The Rosario Agroecological Centre (CAR) is a public space that was implemented in 2017 within the framework of the Urban Agriculture Program of the Social Economy Secretariat of the Municipality of Rosario, to seek innovative responses to the demands of new actors interested in urban agriculture. The centre played an important role in valorizing and giving visibility to the knowledge and techniques built jointly in the territory during the last 30 years. The CAR works with research institutes, educational institutions, orchard organizations and non-governmental organizations, social movements and is associated with the Secretary of Extension of the National University of Rosario, the Polytechnic Institute, the Ministries of Production and of Health of the province and the Secretaries of Health, Environment and Production among other municipal dependencies; the Municipal Employees Association (AMTRAM), the Institute of Physics Rosario (CONICET – National University of Rosario), the National Institute of Agricultural Technology INTA and the Association for Biological-Dynamic Agriculture of Argentina.
Fighting the struggle of housing and growing rights together
The Land Justice Network is a coalition of grassroots actors in the UK that have started up a series of remarkable initiatives around a people-driven land reform, placing principles of the equitable sharing of land at the core. One of the notable things about the coalition of partners behind the Land Justice Network is that it not only includes groups mobilising around access to land for growers and land workers but also groups that are fighting for housing rights, and more generally groups focussing on decolonisation.
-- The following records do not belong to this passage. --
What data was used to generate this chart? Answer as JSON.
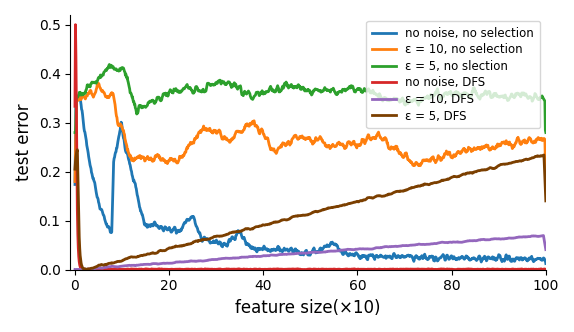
{
  "title": "",
  "xlabel": "feature size(×10)",
  "ylabel": "test error",
  "xlim": [
    -1,
    100
  ],
  "ylim": [
    0,
    0.52
  ],
  "yticks": [
    0.0,
    0.1,
    0.2,
    0.3,
    0.4,
    0.5
  ],
  "xticks": [
    0,
    20,
    40,
    60,
    80,
    100
  ],
  "legend_entries": [
    "no noise, no selection",
    "ε = 10, no selection",
    "ε = 5, no slection",
    "no noise, DFS",
    "ε = 10, DFS",
    "ε = 5, DFS"
  ],
  "colors": [
    "#1f77b4",
    "#ff7f0e",
    "#2ca02c",
    "#d62728",
    "#9467bd",
    "#7B3F00"
  ],
  "linewidth": 2.0,
  "seed": 42
}
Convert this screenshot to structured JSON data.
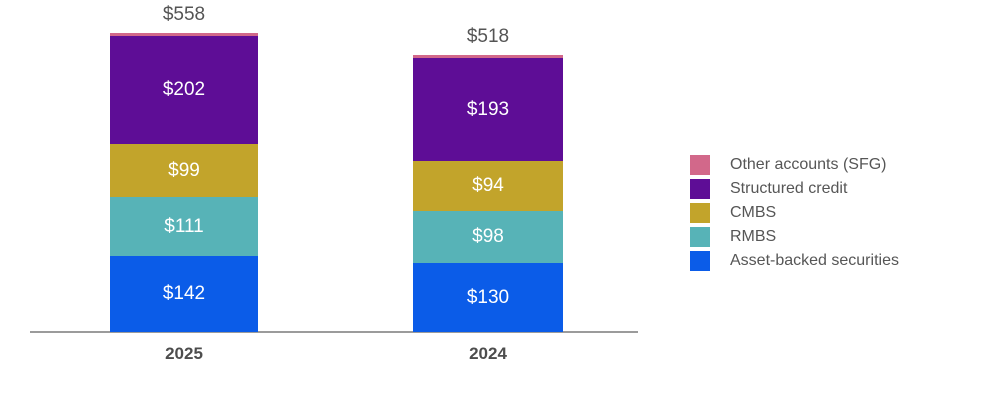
{
  "chart_data": {
    "type": "bar",
    "stacked": true,
    "orientation": "vertical",
    "categories": [
      "2025",
      "2024"
    ],
    "totals": [
      558,
      518
    ],
    "value_prefix": "$",
    "series": [
      {
        "name": "Other accounts (SFG)",
        "color": "#d2688a",
        "values": [
          null,
          null
        ]
      },
      {
        "name": "Structured credit",
        "color": "#5e0d96",
        "values": [
          202,
          193
        ]
      },
      {
        "name": "CMBS",
        "color": "#c2a42b",
        "values": [
          99,
          94
        ]
      },
      {
        "name": "RMBS",
        "color": "#57b3b7",
        "values": [
          111,
          98
        ]
      },
      {
        "name": "Asset-backed securities",
        "color": "#0b5ce8",
        "values": [
          142,
          130
        ]
      }
    ],
    "legend_position": "right",
    "legend_items": [
      {
        "label": "Other accounts (SFG)",
        "color": "#d2688a"
      },
      {
        "label": "Structured credit",
        "color": "#5e0d96"
      },
      {
        "label": "CMBS",
        "color": "#c2a42b"
      },
      {
        "label": "RMBS",
        "color": "#57b3b7"
      },
      {
        "label": "Asset-backed securities",
        "color": "#0b5ce8"
      }
    ],
    "grid": false,
    "axis_line_color": "#9b9b9b",
    "total_label_color": "#545454",
    "tick_label_color": "#4d4d4d",
    "segment_label_color": "#ffffff"
  }
}
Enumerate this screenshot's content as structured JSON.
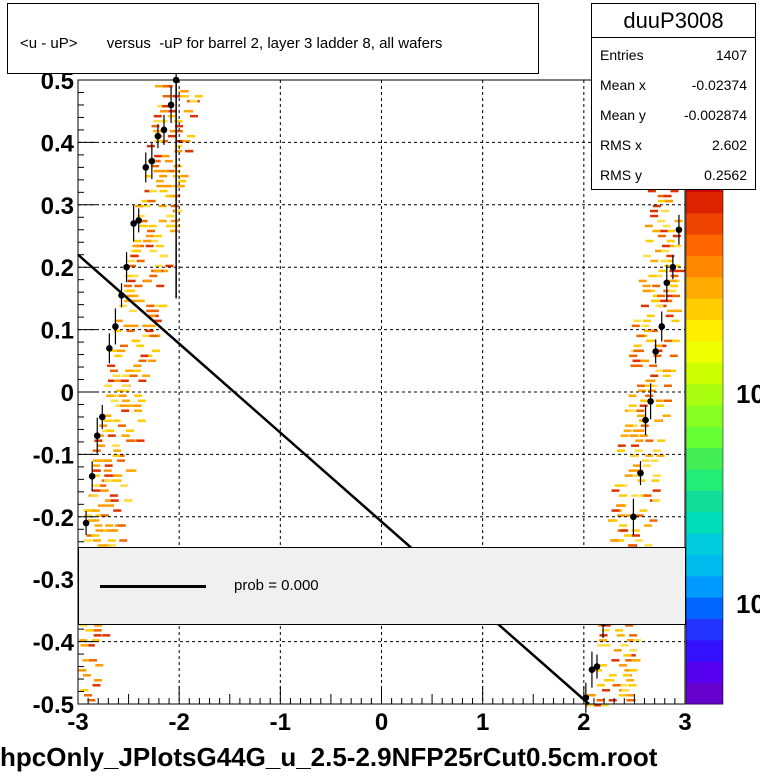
{
  "chart_data": {
    "type": "scatter",
    "title": "<u - uP>       versus  -uP for barrel 2, layer 3 ladder 8, all wafers",
    "histogram_name": "duuP3008",
    "xlim": [
      -3,
      3
    ],
    "ylim": [
      -0.5,
      0.5
    ],
    "x_ticks": [
      "-3",
      "-2",
      "-1",
      "0",
      "1",
      "2",
      "3"
    ],
    "y_ticks": [
      "0.5",
      "0.4",
      "0.3",
      "0.2",
      "0.1",
      "0",
      "-0.1",
      "-0.2",
      "-0.3",
      "-0.4",
      "-0.5"
    ],
    "grid": true,
    "stats": [
      {
        "key": "Entries",
        "value": "1407"
      },
      {
        "key": "Mean x",
        "value": "-0.02374"
      },
      {
        "key": "Mean y",
        "value": "-0.002874"
      },
      {
        "key": "RMS x",
        "value": "2.602"
      },
      {
        "key": "RMS y",
        "value": "0.2562"
      }
    ],
    "profile_points": [
      {
        "x": -2.92,
        "y": -0.21
      },
      {
        "x": -2.86,
        "y": -0.135
      },
      {
        "x": -2.81,
        "y": -0.07
      },
      {
        "x": -2.76,
        "y": -0.04
      },
      {
        "x": -2.69,
        "y": 0.07
      },
      {
        "x": -2.63,
        "y": 0.105
      },
      {
        "x": -2.57,
        "y": 0.155
      },
      {
        "x": -2.52,
        "y": 0.2
      },
      {
        "x": -2.45,
        "y": 0.27
      },
      {
        "x": -2.4,
        "y": 0.275
      },
      {
        "x": -2.33,
        "y": 0.36
      },
      {
        "x": -2.27,
        "y": 0.37
      },
      {
        "x": -2.21,
        "y": 0.41
      },
      {
        "x": -2.15,
        "y": 0.42
      },
      {
        "x": -2.08,
        "y": 0.46
      },
      {
        "x": -2.03,
        "y": 0.5
      },
      {
        "x": 2.02,
        "y": -0.49
      },
      {
        "x": 2.08,
        "y": -0.445
      },
      {
        "x": 2.13,
        "y": -0.44
      },
      {
        "x": 2.19,
        "y": -0.37
      },
      {
        "x": 2.49,
        "y": -0.2
      },
      {
        "x": 2.56,
        "y": -0.13
      },
      {
        "x": 2.61,
        "y": -0.045
      },
      {
        "x": 2.66,
        "y": -0.015
      },
      {
        "x": 2.71,
        "y": 0.065
      },
      {
        "x": 2.77,
        "y": 0.105
      },
      {
        "x": 2.82,
        "y": 0.175
      },
      {
        "x": 2.88,
        "y": 0.2
      },
      {
        "x": 2.94,
        "y": 0.26
      }
    ],
    "fit_line": {
      "x": [
        -3,
        2.05
      ],
      "y": [
        0.22,
        -0.5
      ]
    },
    "legend": {
      "label": "prob = 0.000"
    },
    "colorbar_labels": [
      "10",
      "10"
    ]
  },
  "filename": "hpcOnly_JPlotsG44G_u_2.5-2.9NFP25rCut0.5cm.root"
}
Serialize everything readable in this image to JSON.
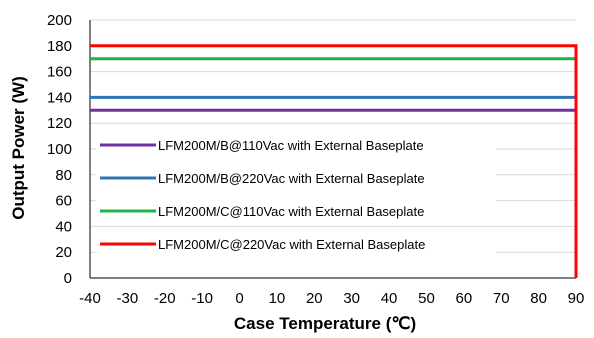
{
  "chart_data": {
    "type": "line",
    "title": "",
    "xlabel": "Case Temperature (℃)",
    "ylabel": "Output Power (W)",
    "xlim": [
      -40,
      90
    ],
    "ylim": [
      0,
      200
    ],
    "x_ticks": [
      -40,
      -30,
      -20,
      -10,
      0,
      10,
      20,
      30,
      40,
      50,
      60,
      70,
      80,
      90
    ],
    "y_ticks": [
      0,
      20,
      40,
      60,
      80,
      100,
      120,
      140,
      160,
      180,
      200
    ],
    "grid": "horizontal",
    "legend_position": "left-center",
    "series": [
      {
        "name": "LFM200M/B@110Vac with External Baseplate",
        "color": "#7030a0",
        "x": [
          -40,
          90
        ],
        "y": [
          130,
          130
        ]
      },
      {
        "name": "LFM200M/B@220Vac with External Baseplate",
        "color": "#2e75b6",
        "x": [
          -40,
          90
        ],
        "y": [
          140,
          140
        ]
      },
      {
        "name": "LFM200M/C@110Vac with External Baseplate",
        "color": "#22b14c",
        "x": [
          -40,
          90
        ],
        "y": [
          170,
          170
        ]
      },
      {
        "name": "LFM200M/C@220Vac with External Baseplate",
        "color": "#ff0000",
        "x": [
          -40,
          90,
          90
        ],
        "y": [
          180,
          180,
          0
        ]
      }
    ]
  }
}
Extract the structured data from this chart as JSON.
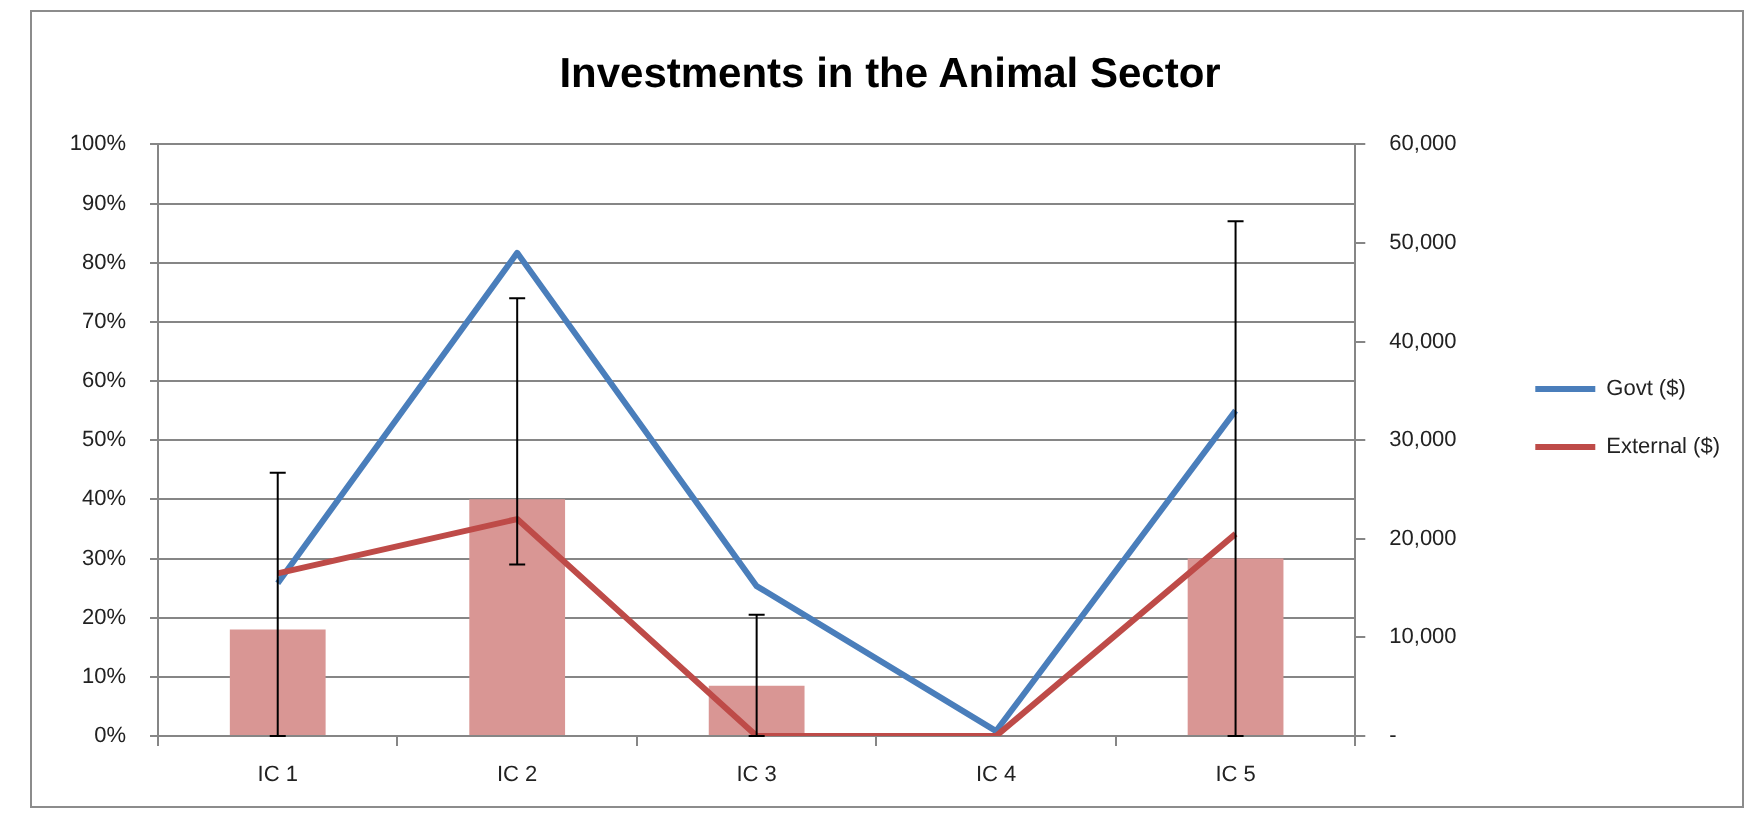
{
  "chart_data": {
    "type": "bar",
    "title": "Investments in the Animal Sector",
    "categories": [
      "IC 1",
      "IC 2",
      "IC 3",
      "IC 4",
      "IC 5"
    ],
    "series": [
      {
        "color": "#d99694",
        "values": [
          18,
          40,
          8.5,
          0,
          30
        ],
        "errors": [
          [
            0,
            44.5
          ],
          [
            29,
            74
          ],
          [
            0,
            20.5
          ],
          null,
          [
            0,
            87
          ]
        ]
      },
      {
        "name": "Govt ($)",
        "type": "line",
        "axis": "y2",
        "color": "#4a7ebb",
        "values": [
          15500,
          49000,
          15200,
          500,
          33000
        ]
      },
      {
        "name": "External ($)",
        "type": "line",
        "axis": "y2",
        "color": "#be4b48",
        "values": [
          16500,
          22000,
          0,
          0,
          20500
        ]
      }
    ],
    "ylim": [
      0,
      100
    ],
    "yticks": [
      {
        "value": 0,
        "label": "0%"
      },
      {
        "value": 10,
        "label": "10%"
      },
      {
        "value": 20,
        "label": "20%"
      },
      {
        "value": 30,
        "label": "30%"
      },
      {
        "value": 40,
        "label": "40%"
      },
      {
        "value": 50,
        "label": "50%"
      },
      {
        "value": 60,
        "label": "60%"
      },
      {
        "value": 70,
        "label": "70%"
      },
      {
        "value": 80,
        "label": "80%"
      },
      {
        "value": 90,
        "label": "90%"
      },
      {
        "value": 100,
        "label": "100%"
      }
    ],
    "y2lim": [
      0,
      60000
    ],
    "y2ticks": [
      {
        "value": 0,
        "label": "-"
      },
      {
        "value": 10000,
        "label": "10,000"
      },
      {
        "value": 20000,
        "label": "20,000"
      },
      {
        "value": 30000,
        "label": "30,000"
      },
      {
        "value": 40000,
        "label": "40,000"
      },
      {
        "value": 50000,
        "label": "50,000"
      },
      {
        "value": 60000,
        "label": "60,000"
      }
    ],
    "grid": "y",
    "legend": "right"
  }
}
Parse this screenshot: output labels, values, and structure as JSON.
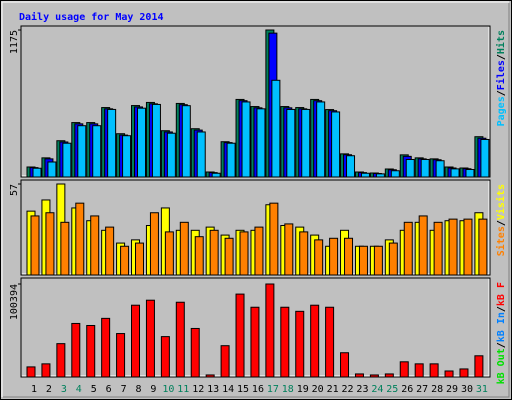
{
  "chart_data": [
    {
      "type": "bar",
      "title": "Daily usage for May 2014",
      "categories": [
        "1",
        "2",
        "3",
        "4",
        "5",
        "6",
        "7",
        "8",
        "9",
        "10",
        "11",
        "12",
        "13",
        "14",
        "15",
        "16",
        "17",
        "18",
        "19",
        "20",
        "21",
        "22",
        "23",
        "24",
        "25",
        "26",
        "27",
        "28",
        "29",
        "30",
        "31"
      ],
      "category_colors": [
        "#000000",
        "#000000",
        "#00805c",
        "#00805c",
        "#000000",
        "#000000",
        "#000000",
        "#000000",
        "#000000",
        "#00805c",
        "#00805c",
        "#000000",
        "#000000",
        "#000000",
        "#000000",
        "#000000",
        "#00805c",
        "#00805c",
        "#000000",
        "#000000",
        "#000000",
        "#000000",
        "#000000",
        "#00805c",
        "#00805c",
        "#000000",
        "#000000",
        "#000000",
        "#000000",
        "#000000",
        "#00805c"
      ],
      "legend_separator": "/",
      "ylim": [
        0,
        1175
      ],
      "yticks": [
        1175
      ],
      "series": [
        {
          "name": "Hits",
          "color": "#00805c",
          "values": [
            80,
            153,
            290,
            435,
            435,
            555,
            346,
            571,
            596,
            370,
            588,
            386,
            40,
            282,
            620,
            563,
            1175,
            563,
            555,
            620,
            539,
            185,
            40,
            32,
            64,
            177,
            153,
            145,
            80,
            72,
            322
          ]
        },
        {
          "name": "Files",
          "color": "#0000ff",
          "values": [
            75,
            145,
            280,
            425,
            425,
            545,
            335,
            560,
            585,
            360,
            578,
            375,
            35,
            275,
            610,
            553,
            1150,
            553,
            545,
            610,
            530,
            178,
            35,
            28,
            58,
            165,
            145,
            138,
            72,
            66,
            310
          ]
        },
        {
          "name": "Pages",
          "color": "#00c0ff",
          "values": [
            70,
            120,
            270,
            410,
            410,
            540,
            330,
            550,
            580,
            350,
            570,
            360,
            30,
            270,
            600,
            545,
            773,
            540,
            540,
            600,
            520,
            170,
            30,
            25,
            50,
            140,
            140,
            130,
            65,
            60,
            300
          ]
        }
      ]
    },
    {
      "type": "bar",
      "ylim": [
        0,
        57
      ],
      "yticks": [
        57
      ],
      "legend_separator": "/",
      "series": [
        {
          "name": "Visits",
          "color": "#ffff00",
          "values": [
            40,
            47,
            57,
            42,
            34,
            28,
            20,
            22,
            31,
            42,
            28,
            28,
            30,
            25,
            28,
            28,
            44,
            31,
            30,
            25,
            18,
            28,
            18,
            18,
            22,
            28,
            33,
            28,
            34,
            34,
            39
          ]
        },
        {
          "name": "Sites",
          "color": "#ff8000",
          "values": [
            37,
            39,
            33,
            45,
            37,
            30,
            18,
            20,
            39,
            27,
            33,
            24,
            28,
            23,
            27,
            30,
            45,
            32,
            27,
            22,
            23,
            23,
            18,
            18,
            20,
            33,
            37,
            33,
            35,
            35,
            35
          ]
        }
      ]
    },
    {
      "type": "bar",
      "ylim": [
        0,
        100394
      ],
      "yticks": [
        100394
      ],
      "legend_separator": "/",
      "series": [
        {
          "name": "kB F",
          "color": "#ff0000",
          "values": [
            10900,
            14200,
            36000,
            57800,
            55600,
            63300,
            46900,
            77500,
            82900,
            43600,
            80700,
            52400,
            2200,
            33800,
            89500,
            75300,
            100394,
            75300,
            70900,
            77500,
            75300,
            26200,
            3300,
            2200,
            3300,
            16400,
            14200,
            14200,
            6500,
            8700,
            22900
          ]
        },
        {
          "name": "kB In",
          "color": "#0080ff",
          "values": [
            0,
            0,
            0,
            0,
            0,
            0,
            0,
            0,
            0,
            0,
            0,
            0,
            0,
            0,
            0,
            0,
            0,
            0,
            0,
            0,
            0,
            0,
            0,
            0,
            0,
            0,
            0,
            0,
            0,
            0,
            0
          ]
        },
        {
          "name": "kB Out",
          "color": "#00e000",
          "values": [
            0,
            0,
            0,
            0,
            0,
            0,
            0,
            0,
            0,
            0,
            0,
            0,
            0,
            0,
            0,
            0,
            0,
            0,
            0,
            0,
            0,
            0,
            0,
            0,
            0,
            0,
            0,
            0,
            0,
            0,
            0
          ]
        }
      ]
    }
  ]
}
The People's Land Policy is a shared mission statement referring to the People's Food Policy by the Land Workers Alliance. The strength of the coalition is the clear desire to fight the various struggles over land together. Where current capital-driven processes of urbanisation play various forms of land use against each other, using bidding rent and market competition as the determining factor in allocating land, the People’s Land Policy inspires us to imagine an agroecological urbanism where the use value of soils becomes a leading factor, and where the reproduction both of the right to live and to cultivate are secured together rather than in competition.
No agroecology without decolonisation
The foundations of the modern agri-food system are in European colonial projects that have violently tried to destroy indigenous land, land practices and foodways. And so disrupting and dismantling white-supremacist, patriarchal and euro-centric knowledge structures is integral to forming agroecological economies and localised distribution networks. In terms of developing urban agroecologies, this includes the binaries of human vs. nature, urban vs. rural that underlie urban hegemonies and limit the ways of imagining and developing cities as agroecological places. Practices that support the collapsing of historical binaries, through processes of political contextualisation of urban life, re-humanisation, and positive identity formation, are critical to developing urban agroecologies.